To understand the dynamics of the gold market, we need to move away from simplistic views based on central bank activity. Physical gold is two things at the same time. It is a store of value when there is inflation and deflation.

It holds its value in real, inflation-adjusted, terms when other asset prices lose theirs. It is also a store of value when there is deflation or financial chaos. There is no one to default on payment once you have the bullion in your possession. Bonds can default because governments and companies fail to repay lenders. Corporates, which issue equity, can fail because of recession or bad management.

Physical gold doesn’t have a liability attached to it. It is the last asset standing. Being an asset with no interest, gold
tends to outperform when the yield on alternatives, such as longer term US government bonds, are negative and when the US dollar is falling in value. A negative real yield on US government bonds makes gold attractive because the asset that comes closest to it in terms of default potential is offering no real return.

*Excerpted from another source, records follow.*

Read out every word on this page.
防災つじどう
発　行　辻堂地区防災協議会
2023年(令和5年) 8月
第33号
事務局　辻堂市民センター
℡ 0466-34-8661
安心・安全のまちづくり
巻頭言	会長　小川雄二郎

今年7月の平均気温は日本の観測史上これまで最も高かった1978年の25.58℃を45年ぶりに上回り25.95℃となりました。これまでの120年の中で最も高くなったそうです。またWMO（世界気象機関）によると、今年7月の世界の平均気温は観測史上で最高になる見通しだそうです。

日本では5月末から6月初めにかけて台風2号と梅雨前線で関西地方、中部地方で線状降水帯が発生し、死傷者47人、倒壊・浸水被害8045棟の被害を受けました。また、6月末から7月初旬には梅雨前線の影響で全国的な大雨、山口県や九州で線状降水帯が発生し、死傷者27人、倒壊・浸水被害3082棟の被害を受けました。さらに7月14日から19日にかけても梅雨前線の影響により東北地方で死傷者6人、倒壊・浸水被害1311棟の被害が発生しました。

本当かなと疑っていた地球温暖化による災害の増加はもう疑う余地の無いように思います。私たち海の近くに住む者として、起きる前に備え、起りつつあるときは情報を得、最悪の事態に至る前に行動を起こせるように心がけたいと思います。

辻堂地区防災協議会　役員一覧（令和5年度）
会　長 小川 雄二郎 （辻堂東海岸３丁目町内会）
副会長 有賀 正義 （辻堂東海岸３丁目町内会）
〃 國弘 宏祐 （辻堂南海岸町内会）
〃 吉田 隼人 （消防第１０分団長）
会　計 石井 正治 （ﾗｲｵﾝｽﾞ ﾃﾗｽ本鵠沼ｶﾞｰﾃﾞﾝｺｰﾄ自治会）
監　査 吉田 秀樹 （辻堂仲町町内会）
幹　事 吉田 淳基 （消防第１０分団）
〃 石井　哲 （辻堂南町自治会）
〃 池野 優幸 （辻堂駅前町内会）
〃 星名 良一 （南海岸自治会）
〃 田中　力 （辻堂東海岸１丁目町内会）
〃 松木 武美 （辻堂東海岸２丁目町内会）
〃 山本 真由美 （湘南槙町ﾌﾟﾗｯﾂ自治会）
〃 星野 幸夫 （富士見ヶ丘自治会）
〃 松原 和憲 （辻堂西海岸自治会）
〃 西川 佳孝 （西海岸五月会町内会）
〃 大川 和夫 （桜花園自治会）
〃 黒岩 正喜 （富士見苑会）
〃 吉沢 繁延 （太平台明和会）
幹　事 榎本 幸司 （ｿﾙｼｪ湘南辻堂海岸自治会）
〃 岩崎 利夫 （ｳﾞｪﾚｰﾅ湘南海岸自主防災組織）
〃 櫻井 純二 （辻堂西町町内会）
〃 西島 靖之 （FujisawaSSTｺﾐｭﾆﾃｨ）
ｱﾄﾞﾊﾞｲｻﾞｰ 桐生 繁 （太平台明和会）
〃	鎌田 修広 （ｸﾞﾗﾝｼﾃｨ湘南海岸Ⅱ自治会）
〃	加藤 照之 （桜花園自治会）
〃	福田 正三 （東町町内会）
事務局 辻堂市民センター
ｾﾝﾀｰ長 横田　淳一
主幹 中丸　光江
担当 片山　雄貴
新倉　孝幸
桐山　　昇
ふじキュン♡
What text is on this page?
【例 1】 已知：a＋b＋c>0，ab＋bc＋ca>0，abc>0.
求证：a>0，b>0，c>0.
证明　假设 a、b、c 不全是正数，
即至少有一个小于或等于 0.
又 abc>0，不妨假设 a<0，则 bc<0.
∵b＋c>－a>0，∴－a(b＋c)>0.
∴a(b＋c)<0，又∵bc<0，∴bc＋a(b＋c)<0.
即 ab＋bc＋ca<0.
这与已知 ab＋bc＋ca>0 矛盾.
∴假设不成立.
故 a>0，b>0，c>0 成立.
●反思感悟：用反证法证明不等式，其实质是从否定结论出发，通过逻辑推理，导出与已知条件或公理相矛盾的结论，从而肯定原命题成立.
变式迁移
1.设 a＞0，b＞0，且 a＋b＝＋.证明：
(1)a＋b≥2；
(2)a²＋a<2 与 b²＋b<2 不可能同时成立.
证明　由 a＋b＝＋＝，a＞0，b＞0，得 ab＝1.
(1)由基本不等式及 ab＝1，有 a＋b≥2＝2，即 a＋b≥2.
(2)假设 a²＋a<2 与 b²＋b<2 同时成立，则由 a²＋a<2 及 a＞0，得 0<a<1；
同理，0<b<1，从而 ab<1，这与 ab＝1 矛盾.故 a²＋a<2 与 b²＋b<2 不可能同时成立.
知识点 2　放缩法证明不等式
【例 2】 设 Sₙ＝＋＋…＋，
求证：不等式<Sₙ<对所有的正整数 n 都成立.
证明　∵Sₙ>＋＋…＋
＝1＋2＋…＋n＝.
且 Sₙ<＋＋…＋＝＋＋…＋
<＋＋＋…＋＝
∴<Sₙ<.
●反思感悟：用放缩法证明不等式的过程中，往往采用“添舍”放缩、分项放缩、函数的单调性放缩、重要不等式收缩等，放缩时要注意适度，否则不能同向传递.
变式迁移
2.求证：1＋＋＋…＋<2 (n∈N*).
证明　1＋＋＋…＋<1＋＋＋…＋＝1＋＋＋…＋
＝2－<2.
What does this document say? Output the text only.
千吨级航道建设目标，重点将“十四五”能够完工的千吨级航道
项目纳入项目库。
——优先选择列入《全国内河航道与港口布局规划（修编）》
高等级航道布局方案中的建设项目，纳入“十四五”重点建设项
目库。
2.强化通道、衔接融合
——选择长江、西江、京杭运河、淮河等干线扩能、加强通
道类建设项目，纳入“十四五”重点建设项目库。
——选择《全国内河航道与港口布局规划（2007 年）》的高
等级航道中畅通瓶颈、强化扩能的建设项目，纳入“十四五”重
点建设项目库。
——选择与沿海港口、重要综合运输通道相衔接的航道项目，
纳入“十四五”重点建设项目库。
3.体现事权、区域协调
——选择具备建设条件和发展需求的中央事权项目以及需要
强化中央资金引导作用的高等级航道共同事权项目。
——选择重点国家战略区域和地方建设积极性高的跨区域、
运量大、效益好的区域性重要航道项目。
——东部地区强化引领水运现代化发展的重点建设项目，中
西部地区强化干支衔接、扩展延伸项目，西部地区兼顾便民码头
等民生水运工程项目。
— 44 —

Currently 10-year US government bonds offer an inflation-adjusted yield of between -0.5 per cent and -1 per cent.

At the moment, the consensus outlook for the global economy sees neither rapidly rising inflation nor deflation. The picture
is very mixed in developed countries and is clouded somewhat by the recent decline in energy prices. Also, the US dollar is
in demand due to concerns that euro-denominated assets aren’t secure.

For these reasons, gold has refused to move back towards the USD1,900/oz level last seen in September 2011. To some extent, the decline in gold price volatility represents the end of the period when markets reacted in horror to the prospect of euro-breakup.

For gold to move higher from now on, two events are now necessary. First, central banks need to move from using conventional monetary policy, where interest rates are adjusted, to unconventional policy where they buy bonds from government and flush the markets with cash. This will raise the prospect of a return of inflation and gold will return to its former role as a means of preserving wealth.

Second, to some extent the positioning of traders needs to become less biased towards higher prices. Many traders who hold contracts looking for prices to rise need to close those positions and allow the price to stabilise before entering fresh long positions. A clearing out of long positions will probably result in gold moving lower, before resuming a move higher.

Until that happens, it is likely that gold will continue to trade in a pattern with downshifts in prices accompanying an inevitable deteriorating in Europe’s growth outlook. Inevitably, the European Central Bank or all the G7 central banks will opt for aggressive quantitative easing as Europe’s banking sector problems deteriorate. This is the point at which gold will revive.

Timing is therefore everything, but from a private banking perspective gold should be held in a portfolio regardless of whether the price is rising or falling. The volatility of its price is less than that of financial assets and a portfolio that contains gold will therefore be less volatile than one that holds only a traditional mix of cash, bonds and equities.